June 1, 2016 – Following recent breakthroughs in its development of safer, cost-effective, sustainable, reliable and instantly reusable rocket engines for XCOR’s Lynx and other launchers, XCOR Aerospace announced earlier today that it has decided to focus the majority of its resources on the final development of its revolutionary liquid oxygen and liquid hydrogen (LH2) program.
This innovative propulsion technology has applications for upper-stage liquid hydrogen engines suitable for the Atlas V, the Delta IV, and the planned NASA Space Launch System (SLS). This shift underscores the partnership between XCOR and ULA, USA’s premier launch services provider that was announced March 9 this year.
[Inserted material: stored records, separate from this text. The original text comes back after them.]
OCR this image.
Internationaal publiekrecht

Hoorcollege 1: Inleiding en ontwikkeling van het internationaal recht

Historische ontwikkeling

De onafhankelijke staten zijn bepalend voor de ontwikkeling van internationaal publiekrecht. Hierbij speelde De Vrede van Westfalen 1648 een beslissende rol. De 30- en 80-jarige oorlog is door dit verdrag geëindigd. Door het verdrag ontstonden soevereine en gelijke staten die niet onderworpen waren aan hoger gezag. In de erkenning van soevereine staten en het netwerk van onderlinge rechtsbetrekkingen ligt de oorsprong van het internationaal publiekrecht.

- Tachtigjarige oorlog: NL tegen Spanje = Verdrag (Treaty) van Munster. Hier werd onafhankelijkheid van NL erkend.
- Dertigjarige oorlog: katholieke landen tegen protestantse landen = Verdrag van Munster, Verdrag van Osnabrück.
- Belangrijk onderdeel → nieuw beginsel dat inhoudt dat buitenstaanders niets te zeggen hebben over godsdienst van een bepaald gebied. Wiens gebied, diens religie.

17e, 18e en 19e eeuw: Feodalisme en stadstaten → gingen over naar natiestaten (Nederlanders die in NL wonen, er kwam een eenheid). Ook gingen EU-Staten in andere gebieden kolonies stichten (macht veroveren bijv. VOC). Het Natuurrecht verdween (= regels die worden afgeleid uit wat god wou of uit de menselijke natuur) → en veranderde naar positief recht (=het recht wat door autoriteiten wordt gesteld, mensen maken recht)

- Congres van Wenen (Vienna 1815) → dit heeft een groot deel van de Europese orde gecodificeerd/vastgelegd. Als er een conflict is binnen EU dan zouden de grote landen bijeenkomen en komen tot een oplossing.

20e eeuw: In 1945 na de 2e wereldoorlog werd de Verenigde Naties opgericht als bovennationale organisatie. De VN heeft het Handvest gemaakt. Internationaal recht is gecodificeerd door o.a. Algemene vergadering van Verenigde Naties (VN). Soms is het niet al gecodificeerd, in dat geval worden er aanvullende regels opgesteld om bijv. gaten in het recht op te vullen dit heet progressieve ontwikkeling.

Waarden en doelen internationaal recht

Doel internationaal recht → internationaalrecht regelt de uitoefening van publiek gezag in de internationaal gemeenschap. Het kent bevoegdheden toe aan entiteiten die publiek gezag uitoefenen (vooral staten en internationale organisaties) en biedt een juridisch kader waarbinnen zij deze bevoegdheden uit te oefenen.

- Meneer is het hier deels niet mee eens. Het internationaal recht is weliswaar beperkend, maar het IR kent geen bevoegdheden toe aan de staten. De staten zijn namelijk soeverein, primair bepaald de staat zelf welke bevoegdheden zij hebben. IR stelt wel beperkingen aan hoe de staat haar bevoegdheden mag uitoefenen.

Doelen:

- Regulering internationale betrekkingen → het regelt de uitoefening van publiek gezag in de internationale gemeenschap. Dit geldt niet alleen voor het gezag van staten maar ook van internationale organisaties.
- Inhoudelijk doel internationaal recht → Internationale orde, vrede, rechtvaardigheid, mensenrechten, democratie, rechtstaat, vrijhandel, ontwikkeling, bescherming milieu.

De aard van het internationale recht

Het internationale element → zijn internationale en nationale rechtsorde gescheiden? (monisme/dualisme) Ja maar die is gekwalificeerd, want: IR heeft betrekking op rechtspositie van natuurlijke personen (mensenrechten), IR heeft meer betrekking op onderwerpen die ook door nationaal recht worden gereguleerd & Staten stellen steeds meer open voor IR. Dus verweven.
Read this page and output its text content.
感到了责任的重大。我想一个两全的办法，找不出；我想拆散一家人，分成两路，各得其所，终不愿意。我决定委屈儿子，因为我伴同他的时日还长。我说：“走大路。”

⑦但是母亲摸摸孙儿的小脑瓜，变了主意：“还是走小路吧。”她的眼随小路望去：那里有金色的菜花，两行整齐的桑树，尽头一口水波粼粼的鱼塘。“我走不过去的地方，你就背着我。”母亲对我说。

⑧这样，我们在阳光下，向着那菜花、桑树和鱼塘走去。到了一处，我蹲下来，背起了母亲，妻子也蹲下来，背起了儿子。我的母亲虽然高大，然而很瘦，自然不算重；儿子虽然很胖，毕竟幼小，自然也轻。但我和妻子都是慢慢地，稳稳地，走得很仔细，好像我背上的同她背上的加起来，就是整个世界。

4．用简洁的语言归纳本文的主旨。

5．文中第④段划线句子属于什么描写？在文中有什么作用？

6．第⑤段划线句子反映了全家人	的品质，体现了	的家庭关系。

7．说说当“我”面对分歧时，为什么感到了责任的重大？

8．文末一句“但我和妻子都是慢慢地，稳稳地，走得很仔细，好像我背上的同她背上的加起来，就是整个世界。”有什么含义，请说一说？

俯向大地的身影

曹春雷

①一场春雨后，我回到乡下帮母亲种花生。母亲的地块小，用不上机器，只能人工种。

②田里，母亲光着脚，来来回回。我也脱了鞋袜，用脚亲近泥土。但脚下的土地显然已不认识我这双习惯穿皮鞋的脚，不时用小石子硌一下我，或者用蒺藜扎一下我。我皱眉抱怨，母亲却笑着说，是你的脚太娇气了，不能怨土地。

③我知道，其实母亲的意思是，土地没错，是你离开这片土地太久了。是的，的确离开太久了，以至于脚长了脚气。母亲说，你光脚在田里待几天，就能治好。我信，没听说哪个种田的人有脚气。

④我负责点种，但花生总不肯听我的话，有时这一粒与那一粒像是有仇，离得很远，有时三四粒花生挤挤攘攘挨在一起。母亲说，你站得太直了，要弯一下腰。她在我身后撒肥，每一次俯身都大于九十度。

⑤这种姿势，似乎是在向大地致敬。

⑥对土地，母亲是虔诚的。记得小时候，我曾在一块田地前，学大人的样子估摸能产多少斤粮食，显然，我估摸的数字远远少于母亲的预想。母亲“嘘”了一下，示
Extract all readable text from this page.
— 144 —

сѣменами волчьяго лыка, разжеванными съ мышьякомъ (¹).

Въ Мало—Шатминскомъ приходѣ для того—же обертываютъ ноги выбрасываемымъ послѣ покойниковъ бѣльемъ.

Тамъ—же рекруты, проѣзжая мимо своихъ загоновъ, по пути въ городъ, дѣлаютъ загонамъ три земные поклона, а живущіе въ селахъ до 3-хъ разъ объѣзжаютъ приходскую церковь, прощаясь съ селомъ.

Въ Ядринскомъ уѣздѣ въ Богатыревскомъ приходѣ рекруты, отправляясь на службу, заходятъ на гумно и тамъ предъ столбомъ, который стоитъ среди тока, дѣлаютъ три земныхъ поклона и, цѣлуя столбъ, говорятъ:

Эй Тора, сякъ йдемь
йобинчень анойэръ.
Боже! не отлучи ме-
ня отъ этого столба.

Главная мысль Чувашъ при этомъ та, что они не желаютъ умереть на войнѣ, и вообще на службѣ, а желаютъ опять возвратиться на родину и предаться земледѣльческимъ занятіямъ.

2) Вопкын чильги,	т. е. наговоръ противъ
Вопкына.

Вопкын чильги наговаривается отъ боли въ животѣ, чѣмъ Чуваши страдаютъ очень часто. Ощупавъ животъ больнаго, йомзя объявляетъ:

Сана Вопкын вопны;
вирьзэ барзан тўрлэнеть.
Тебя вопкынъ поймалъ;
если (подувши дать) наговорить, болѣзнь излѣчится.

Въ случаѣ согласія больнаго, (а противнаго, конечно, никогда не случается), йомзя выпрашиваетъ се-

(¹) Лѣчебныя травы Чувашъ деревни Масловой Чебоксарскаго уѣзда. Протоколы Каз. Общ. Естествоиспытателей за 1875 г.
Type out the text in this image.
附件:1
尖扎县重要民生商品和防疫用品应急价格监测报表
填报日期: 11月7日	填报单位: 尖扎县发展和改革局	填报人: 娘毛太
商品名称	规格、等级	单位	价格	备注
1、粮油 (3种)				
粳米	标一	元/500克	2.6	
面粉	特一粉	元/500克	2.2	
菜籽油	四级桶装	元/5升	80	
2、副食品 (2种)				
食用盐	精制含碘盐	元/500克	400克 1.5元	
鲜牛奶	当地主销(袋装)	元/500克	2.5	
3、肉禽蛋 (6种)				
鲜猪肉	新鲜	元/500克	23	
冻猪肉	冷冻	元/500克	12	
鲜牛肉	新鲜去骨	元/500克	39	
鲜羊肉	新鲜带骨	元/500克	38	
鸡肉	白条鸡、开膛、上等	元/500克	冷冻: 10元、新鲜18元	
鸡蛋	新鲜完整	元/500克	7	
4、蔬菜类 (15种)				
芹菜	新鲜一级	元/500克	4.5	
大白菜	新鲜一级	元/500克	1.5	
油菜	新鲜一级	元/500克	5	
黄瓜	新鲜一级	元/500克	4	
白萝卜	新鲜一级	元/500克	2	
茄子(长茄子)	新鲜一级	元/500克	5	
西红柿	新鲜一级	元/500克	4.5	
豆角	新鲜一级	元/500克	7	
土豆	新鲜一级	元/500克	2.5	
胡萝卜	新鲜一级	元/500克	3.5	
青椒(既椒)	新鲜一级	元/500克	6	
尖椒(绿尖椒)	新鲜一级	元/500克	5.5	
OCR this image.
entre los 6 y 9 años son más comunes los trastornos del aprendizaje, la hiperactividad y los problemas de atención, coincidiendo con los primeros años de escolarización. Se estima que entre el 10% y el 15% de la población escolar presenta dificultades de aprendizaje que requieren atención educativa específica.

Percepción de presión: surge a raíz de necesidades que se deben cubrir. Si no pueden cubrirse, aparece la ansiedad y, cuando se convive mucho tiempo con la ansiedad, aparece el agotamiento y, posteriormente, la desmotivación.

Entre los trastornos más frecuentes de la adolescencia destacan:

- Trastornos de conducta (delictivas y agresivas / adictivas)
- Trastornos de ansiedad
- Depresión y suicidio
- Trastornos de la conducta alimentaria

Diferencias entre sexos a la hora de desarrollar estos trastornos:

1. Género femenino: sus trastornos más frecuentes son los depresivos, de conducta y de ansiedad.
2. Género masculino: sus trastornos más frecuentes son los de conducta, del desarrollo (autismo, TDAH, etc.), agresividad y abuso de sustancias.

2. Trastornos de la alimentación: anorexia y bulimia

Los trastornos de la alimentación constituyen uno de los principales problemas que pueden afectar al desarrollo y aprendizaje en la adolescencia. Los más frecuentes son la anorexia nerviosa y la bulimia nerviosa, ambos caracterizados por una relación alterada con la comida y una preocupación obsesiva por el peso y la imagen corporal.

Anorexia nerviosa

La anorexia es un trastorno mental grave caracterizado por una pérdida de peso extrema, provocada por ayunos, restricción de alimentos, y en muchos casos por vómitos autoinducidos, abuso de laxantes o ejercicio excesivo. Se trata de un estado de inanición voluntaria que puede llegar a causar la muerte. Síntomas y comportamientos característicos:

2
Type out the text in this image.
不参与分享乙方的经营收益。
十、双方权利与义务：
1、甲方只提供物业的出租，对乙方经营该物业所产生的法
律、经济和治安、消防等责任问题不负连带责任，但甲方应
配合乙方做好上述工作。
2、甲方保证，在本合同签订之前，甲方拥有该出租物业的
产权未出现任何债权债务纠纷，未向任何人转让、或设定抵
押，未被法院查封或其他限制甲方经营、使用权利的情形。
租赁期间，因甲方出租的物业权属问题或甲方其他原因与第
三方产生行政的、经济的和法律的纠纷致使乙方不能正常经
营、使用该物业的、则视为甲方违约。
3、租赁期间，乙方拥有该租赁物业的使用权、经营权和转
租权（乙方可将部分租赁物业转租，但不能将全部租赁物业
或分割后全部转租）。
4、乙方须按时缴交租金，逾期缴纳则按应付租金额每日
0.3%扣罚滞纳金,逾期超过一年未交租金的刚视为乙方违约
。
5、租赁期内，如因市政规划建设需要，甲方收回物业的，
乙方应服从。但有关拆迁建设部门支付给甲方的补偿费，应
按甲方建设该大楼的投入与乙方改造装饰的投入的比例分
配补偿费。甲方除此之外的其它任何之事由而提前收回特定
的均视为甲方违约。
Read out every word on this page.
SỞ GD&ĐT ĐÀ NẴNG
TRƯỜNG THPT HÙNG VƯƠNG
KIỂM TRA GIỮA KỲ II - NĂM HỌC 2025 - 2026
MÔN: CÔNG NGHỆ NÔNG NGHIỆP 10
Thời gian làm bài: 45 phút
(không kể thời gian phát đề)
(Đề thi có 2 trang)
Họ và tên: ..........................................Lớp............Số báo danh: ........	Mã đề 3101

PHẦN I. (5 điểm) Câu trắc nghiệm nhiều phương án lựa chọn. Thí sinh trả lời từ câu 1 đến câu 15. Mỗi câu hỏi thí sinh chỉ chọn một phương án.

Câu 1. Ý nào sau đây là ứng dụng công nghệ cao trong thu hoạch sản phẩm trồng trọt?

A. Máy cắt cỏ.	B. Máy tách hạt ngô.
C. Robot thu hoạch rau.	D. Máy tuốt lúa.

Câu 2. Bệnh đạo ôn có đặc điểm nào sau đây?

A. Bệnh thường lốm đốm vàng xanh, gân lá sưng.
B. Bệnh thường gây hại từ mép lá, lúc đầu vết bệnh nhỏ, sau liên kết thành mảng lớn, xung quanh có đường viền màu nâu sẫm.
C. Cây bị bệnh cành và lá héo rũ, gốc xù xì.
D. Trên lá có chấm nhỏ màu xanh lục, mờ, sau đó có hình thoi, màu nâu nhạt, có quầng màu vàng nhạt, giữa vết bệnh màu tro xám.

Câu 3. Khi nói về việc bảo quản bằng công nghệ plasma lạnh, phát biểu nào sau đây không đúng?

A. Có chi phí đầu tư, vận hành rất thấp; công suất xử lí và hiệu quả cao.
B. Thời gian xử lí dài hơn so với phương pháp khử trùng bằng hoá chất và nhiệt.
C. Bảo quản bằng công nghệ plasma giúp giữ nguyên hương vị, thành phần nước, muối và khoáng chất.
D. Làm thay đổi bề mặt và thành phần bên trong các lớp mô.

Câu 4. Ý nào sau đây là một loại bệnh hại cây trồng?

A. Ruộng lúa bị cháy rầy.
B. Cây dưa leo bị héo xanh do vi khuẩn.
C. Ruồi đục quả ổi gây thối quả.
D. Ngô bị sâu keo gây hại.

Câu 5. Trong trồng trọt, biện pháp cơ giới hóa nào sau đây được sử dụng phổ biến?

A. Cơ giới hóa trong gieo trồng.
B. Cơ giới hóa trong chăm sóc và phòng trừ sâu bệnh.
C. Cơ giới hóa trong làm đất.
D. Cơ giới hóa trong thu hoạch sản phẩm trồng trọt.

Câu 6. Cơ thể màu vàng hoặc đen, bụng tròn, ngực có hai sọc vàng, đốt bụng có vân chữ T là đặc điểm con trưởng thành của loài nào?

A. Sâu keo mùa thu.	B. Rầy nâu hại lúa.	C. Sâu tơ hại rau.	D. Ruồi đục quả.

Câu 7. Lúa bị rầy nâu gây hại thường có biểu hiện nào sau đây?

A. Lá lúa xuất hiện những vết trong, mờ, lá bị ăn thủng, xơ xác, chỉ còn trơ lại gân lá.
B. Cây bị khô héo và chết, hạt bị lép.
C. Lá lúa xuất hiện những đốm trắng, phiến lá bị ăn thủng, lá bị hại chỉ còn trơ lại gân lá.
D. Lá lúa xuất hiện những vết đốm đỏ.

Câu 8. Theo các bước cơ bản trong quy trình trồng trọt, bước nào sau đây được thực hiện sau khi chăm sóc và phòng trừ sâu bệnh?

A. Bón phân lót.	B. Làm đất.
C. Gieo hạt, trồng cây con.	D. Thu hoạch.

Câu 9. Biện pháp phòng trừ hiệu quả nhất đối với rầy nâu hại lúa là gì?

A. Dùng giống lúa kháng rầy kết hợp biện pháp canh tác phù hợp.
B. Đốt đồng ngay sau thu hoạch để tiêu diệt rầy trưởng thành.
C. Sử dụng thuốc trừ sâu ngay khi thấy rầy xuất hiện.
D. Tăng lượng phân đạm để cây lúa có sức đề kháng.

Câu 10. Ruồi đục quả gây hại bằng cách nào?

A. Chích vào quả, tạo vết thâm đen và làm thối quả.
“Based on the immediate engine opportunities presented to us and our resource constraints we decided we needed to fully focus on the LH2 program for the forthcoming period,” said Jay Gibson, President and CEO of XCOR Aerospace. “Given that we remain a small-scale company, we are planning to place more emphasis on fine-tuning the hydrogen engine program to achieve an optimal closed loop system for cryogenic rocket engines.
XCOR’s 8H21 LO2/LH2 engine (25k lbf thrust) is being developed for the upper stage propulsion for ULA’s Advanced Cryogenic Evolved Stage (ACES). Since 2008 XCOR has been working closely with ULA on a subscale 2,500 lbf thrust liquid hydrogen engine, which was successfully built and tested in 2015.
In 2016, XCOR began development on the full scale 25k lbf thrust liquid hydrogen engine, the 8H21, under a privately funded contract with ULA.
The 8H21 is a liquid oxygen, liquid hydrogen rocket engine that uses XCOR’s proprietary piston pumps and other unique rocket engine components to deliver a low cost solution for easier access to space.
“We are convinced that this effort will ensure that XCOR is ultimately better positioned to
finish the Lynx Project and produce an efficient, reliable and safe vehicle,” said Gibson. “Instantly Reusable Launch Vehicles will make the edge of space accessible for everyone and our efforts with ULA on the LH2 propulsion systems will do the same for deep space.”
XCOR will continue to keep working from both its Mojave and Midland locations.